ProDyG: Progressive Dynamic Scene Reconstruction via Gaussian Splatting from Monocular Videos
This addresses the problem of practical dynamic reconstruction for applications requiring real-time operation and consistency, though it appears incremental as it builds on existing SLAM and Gaussian splatting techniques.
The paper tackles online dynamic 3D scene reconstruction from monocular videos by disentangling static and dynamic parts within a SLAM system, achieving novel view renderings competitive with offline methods and on-par tracking with state-of-the-art dynamic SLAM methods.
Achieving truly practical dynamic 3D reconstruction requires online operation, global pose and map consistency, detailed appearance modeling, and the flexibility to handle both RGB and RGB-D inputs.
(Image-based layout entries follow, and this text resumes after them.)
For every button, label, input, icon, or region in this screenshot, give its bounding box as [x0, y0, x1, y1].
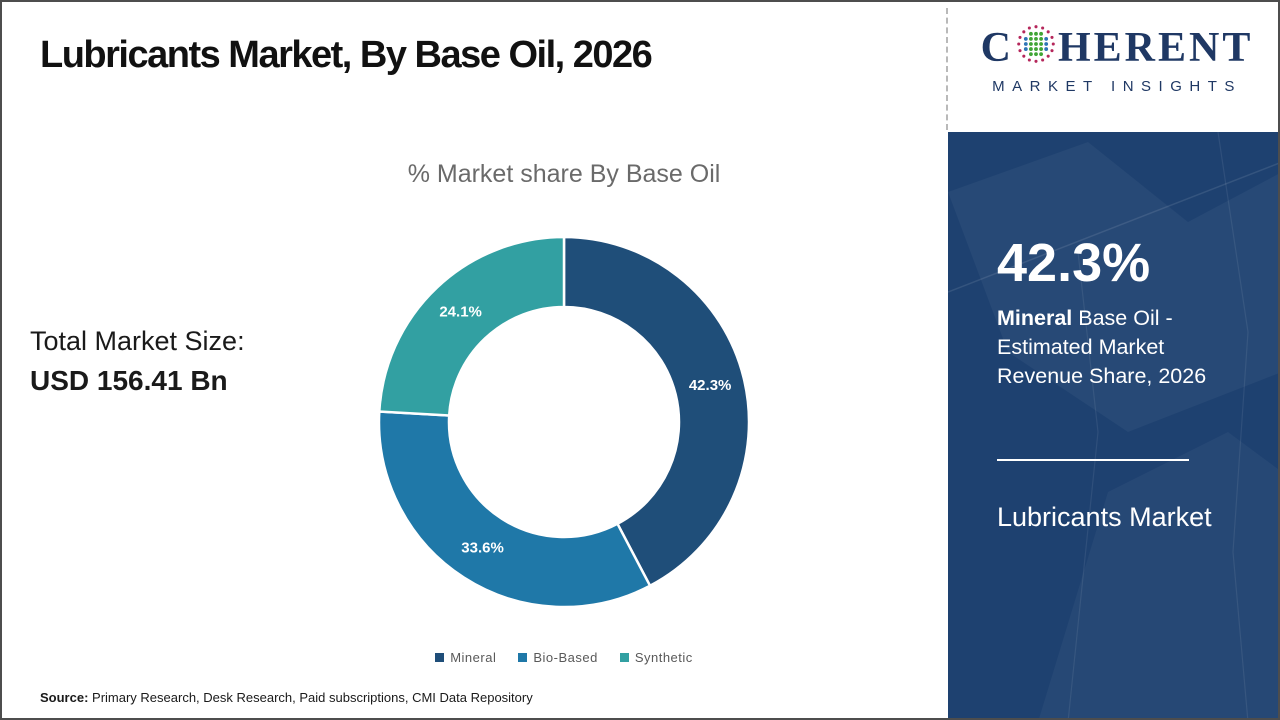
- donut-slice-mineral: [562, 235, 751, 588]
- highlight-segment: Mineral: [997, 306, 1073, 330]
- highlight-text: Base Oil - Estimated Market Revenue Shar…: [997, 306, 1207, 389]
- legend-swatch: [518, 653, 528, 662]
- total-market-label: Total Market Size:: [30, 326, 245, 356]
- map-pattern-decoration: [948, 132, 1278, 718]
- sidebar-market-name: Lubricants Market: [997, 502, 1212, 532]
- legend-item-bio-based: Bio-Based: [518, 650, 597, 665]
- legend-label: Synthetic: [634, 650, 693, 665]
- donut-chart: 42.3% 33.6% 24.1%: [377, 235, 751, 609]
- legend-item-synthetic: Synthetic: [619, 650, 693, 665]
- slice-label: 24.1%: [439, 304, 482, 321]
- chart-legend: Mineral Bio-Based Synthetic: [314, 650, 814, 665]
- total-market-value: USD 156.41 Bn: [30, 365, 228, 396]
- logo-text-prefix: C: [980, 25, 1014, 71]
- globe-icon: [1016, 24, 1056, 72]
- logo-text-suffix: HERENT: [1057, 25, 1254, 71]
- legend-item-mineral: Mineral: [435, 650, 496, 665]
- source-note: Source: Primary Research, Desk Research,…: [40, 690, 533, 705]
- chart-title: % Market share By Base Oil: [407, 160, 721, 188]
- sidebar-divider: [997, 459, 1189, 461]
- donut-slice-synthetic: [378, 235, 566, 417]
- header-divider: [946, 8, 948, 130]
- slice-label: 42.3%: [689, 377, 732, 394]
- logo-wordmark: C HERENT: [962, 24, 1272, 72]
- donut-slice-bio-based: [377, 410, 652, 609]
- legend-swatch: [435, 653, 445, 662]
- source-label: Source:: [40, 690, 89, 705]
- source-text: Primary Research, Desk Research, Paid su…: [88, 690, 533, 705]
- highlight-description: Mineral Base Oil - Estimated Market Reve…: [997, 304, 1222, 392]
- legend-swatch: [619, 653, 629, 662]
- page-title: Lubricants Market, By Base Oil, 2026: [40, 34, 653, 76]
- total-market-block: Total Market Size: USD 156.41 Bn: [30, 326, 245, 397]
- legend-label: Mineral: [450, 650, 497, 665]
- logo-subtitle: MARKET INSIGHTS: [992, 78, 1242, 95]
- highlight-stat: 42.3%: [997, 233, 1151, 293]
- legend-label: Bio-Based: [533, 650, 598, 665]
- sidebar: 42.3% Mineral Base Oil - Estimated Marke…: [948, 132, 1278, 718]
- company-logo: C HERENT MARKET INSIGHTS: [962, 24, 1272, 95]
- slice-label: 33.6%: [461, 540, 504, 557]
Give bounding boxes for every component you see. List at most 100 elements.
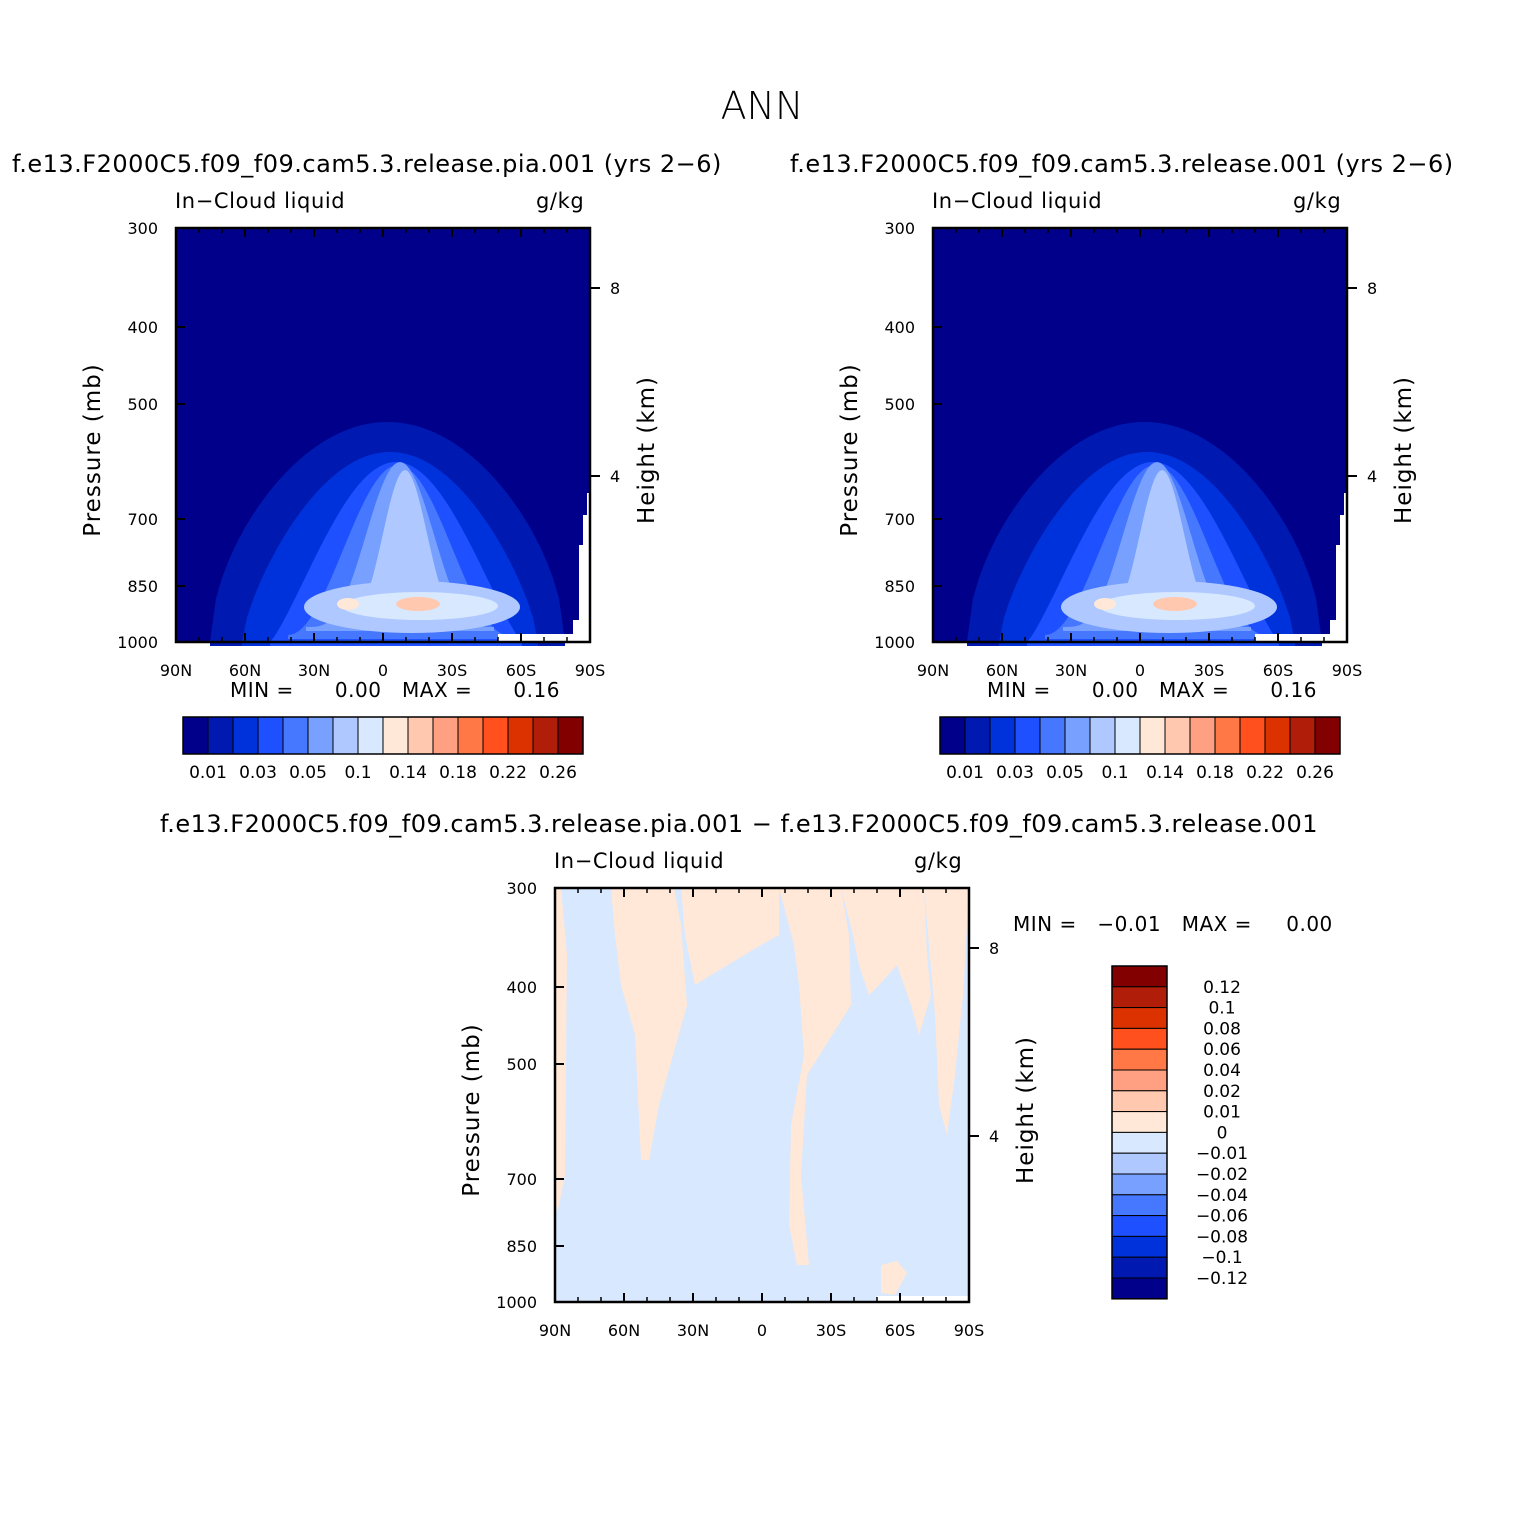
x-tick-label: 60S — [885, 1321, 916, 1340]
colorbar-swatch — [1111, 1090, 1168, 1113]
x-tick-label: 0 — [1135, 661, 1145, 680]
y2-tick-label: 4 — [1367, 467, 1377, 486]
colorbar-frame — [939, 716, 1341, 755]
colorbar-swatch — [964, 716, 991, 755]
colorbar-swatch — [507, 716, 534, 755]
colorbar-swatch — [1111, 1215, 1168, 1237]
colorbar-swatch — [1111, 1152, 1168, 1175]
colorbar-label: −0.08 — [1196, 1227, 1248, 1247]
panel-control-max-value: 0.16 — [1270, 678, 1317, 702]
x-tick-label: 60N — [608, 1321, 640, 1340]
positive-patch-6 — [924, 888, 969, 1135]
colorbar-label: 0.14 — [1146, 763, 1184, 783]
colorbar-label: −0.1 — [1201, 1248, 1242, 1268]
colorbar-label: 0.18 — [1196, 763, 1234, 783]
panel-test-title: f.e13.F2000C5.f09_f09.cam5.3.release.pia… — [12, 150, 722, 178]
y-tick-label: 300 — [506, 879, 537, 898]
y-tick-label: 700 — [884, 510, 915, 529]
x-tick-label: 60S — [506, 661, 537, 680]
x-tick-label: 30S — [1194, 661, 1225, 680]
colorbar-swatch — [382, 716, 409, 755]
colorbar-label: 0.08 — [1203, 1019, 1241, 1039]
plot-area — [933, 228, 1347, 646]
x-tick-label: 30S — [437, 661, 468, 680]
x-tick-label: 30N — [298, 661, 330, 680]
colorbar-label: 0.01 — [189, 763, 227, 783]
colorbar-label: 0.18 — [439, 763, 477, 783]
colorbar-swatch — [1064, 716, 1091, 755]
panel-control-min-value: 0.00 — [1091, 678, 1139, 702]
colorbar-label: 0.02 — [1203, 1082, 1241, 1102]
panel-test-max-label: MAX = — [402, 678, 473, 702]
panel-diff-minmax: MIN = −0.01 MAX = 0.00 — [1013, 912, 1333, 936]
max-primary — [1153, 597, 1197, 611]
panel-diff-variable-label: In−Cloud liquid — [554, 849, 725, 873]
colorbar-frame — [1111, 965, 1168, 1300]
panel-diff-max-value: 0.00 — [1286, 912, 1333, 936]
y-axis-title: Pressure (mb) — [837, 363, 863, 536]
x-tick-label: 0 — [378, 661, 388, 680]
colorbar-swatch — [1039, 716, 1066, 755]
panel-test-plot: 90N 60N 30N 0 30S 60S 90S 300 400 500 700 850 1000 8 4… — [80, 219, 660, 680]
positive-patch-5 — [841, 888, 931, 1035]
x-tick-label: 30N — [1055, 661, 1087, 680]
colorbar-swatch — [182, 716, 209, 755]
colorbar-swatch — [1111, 1048, 1168, 1071]
antarctica-mask — [573, 493, 590, 642]
colorbar-swatch — [1111, 1173, 1168, 1196]
panel-control-max-label: MAX = — [1159, 678, 1230, 702]
colorbar-swatch — [332, 716, 359, 755]
colorbar-swatch — [457, 716, 484, 755]
y-tick-label: 700 — [127, 510, 158, 529]
colorbar-swatch — [557, 716, 584, 755]
colorbar-label: 0.1 — [1101, 763, 1128, 783]
x-tick-label: 60S — [1263, 661, 1294, 680]
y-tick-label: 700 — [506, 1170, 537, 1189]
colorbar-swatch — [257, 716, 284, 755]
colorbar-label: −0.04 — [1196, 1186, 1248, 1206]
colorbar-label: 0.26 — [539, 763, 577, 783]
x-tick-label: 90S — [575, 661, 606, 680]
colorbar-label: −0.01 — [1196, 1144, 1248, 1164]
y-tick-label: 400 — [506, 978, 537, 997]
y-axis-title: Pressure (mb) — [80, 363, 106, 536]
panel-test-max-value: 0.16 — [513, 678, 560, 702]
colorbar-swatch — [407, 716, 434, 755]
positive-patch-3 — [681, 888, 779, 985]
colorbar-swatch — [1111, 1277, 1168, 1300]
y-tick-label: 850 — [884, 577, 915, 596]
colorbar-label: 0 — [1217, 1123, 1228, 1143]
y-tick-label: 850 — [127, 577, 158, 596]
colorbar-label: 0.01 — [946, 763, 984, 783]
max-secondary — [337, 598, 359, 610]
x-tick-label: 90S — [1332, 661, 1363, 680]
panel-control-variable-label: In−Cloud liquid — [932, 189, 1103, 213]
colorbar-label: 0.22 — [489, 763, 527, 783]
contour-band-6 — [1087, 470, 1237, 624]
colorbar-swatch — [1111, 1194, 1168, 1217]
y2-tick-label: 8 — [989, 939, 999, 958]
positive-patch-4 — [779, 888, 851, 1265]
colorbar-swatch — [1111, 986, 1168, 1009]
y-tick-label: 400 — [127, 318, 158, 337]
positive-patch-1 — [555, 888, 567, 1215]
colorbar-swatch — [1114, 716, 1141, 755]
colorbar-swatch — [989, 716, 1016, 755]
y2-tick-label: 4 — [989, 1127, 999, 1146]
colorbar-swatch — [232, 716, 259, 755]
colorbar-swatch — [1111, 1111, 1168, 1133]
colorbar-label: 0.1 — [1208, 999, 1235, 1019]
y-tick-label: 1000 — [496, 1293, 537, 1312]
y2-axis-title: Height (km) — [634, 376, 660, 524]
y2-tick-label: 8 — [1367, 279, 1377, 298]
colorbar-label: −0.02 — [1196, 1165, 1248, 1185]
panel-diff-plot: 90N 60N 30N 0 30S 60S 90S 300 400 500 700 850 1000 8 4… — [459, 879, 1039, 1340]
colorbar-label: 0.05 — [1046, 763, 1084, 783]
colorbar-label: 0.03 — [996, 763, 1034, 783]
x-tick-label: 90S — [954, 1321, 985, 1340]
colorbar-label: 0.14 — [389, 763, 427, 783]
colorbar-swatch — [532, 716, 559, 755]
y2-axis-title: Height (km) — [1391, 376, 1417, 524]
panel-diff-min-label: MIN = — [1013, 912, 1077, 936]
panel-diff-colorbar: 0.120.10.080.060.040.020.010−0.01−0.02−0… — [1111, 965, 1248, 1300]
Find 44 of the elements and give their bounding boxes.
However, existing SLAM methods typically merely remove the dynamic parts or require RGB-D input, while offline methods are not scalable to long video sequences, and current transformer-based feedforward methods lack global consistency and appearance details. To this end, we achieve online dynamic scene reconstruction by disentangling the static and dynamic parts within a SLAM system. The poses are tracked robustly with a novel motion masking strategy, and dynamic parts are reconstructed leveraging a progressive adaptation of a Motion Scaffolds graph. Our method yields novel view renderings competitive to offline methods and achieves on-par tracking with state-of-the-art dynamic SLAM methods.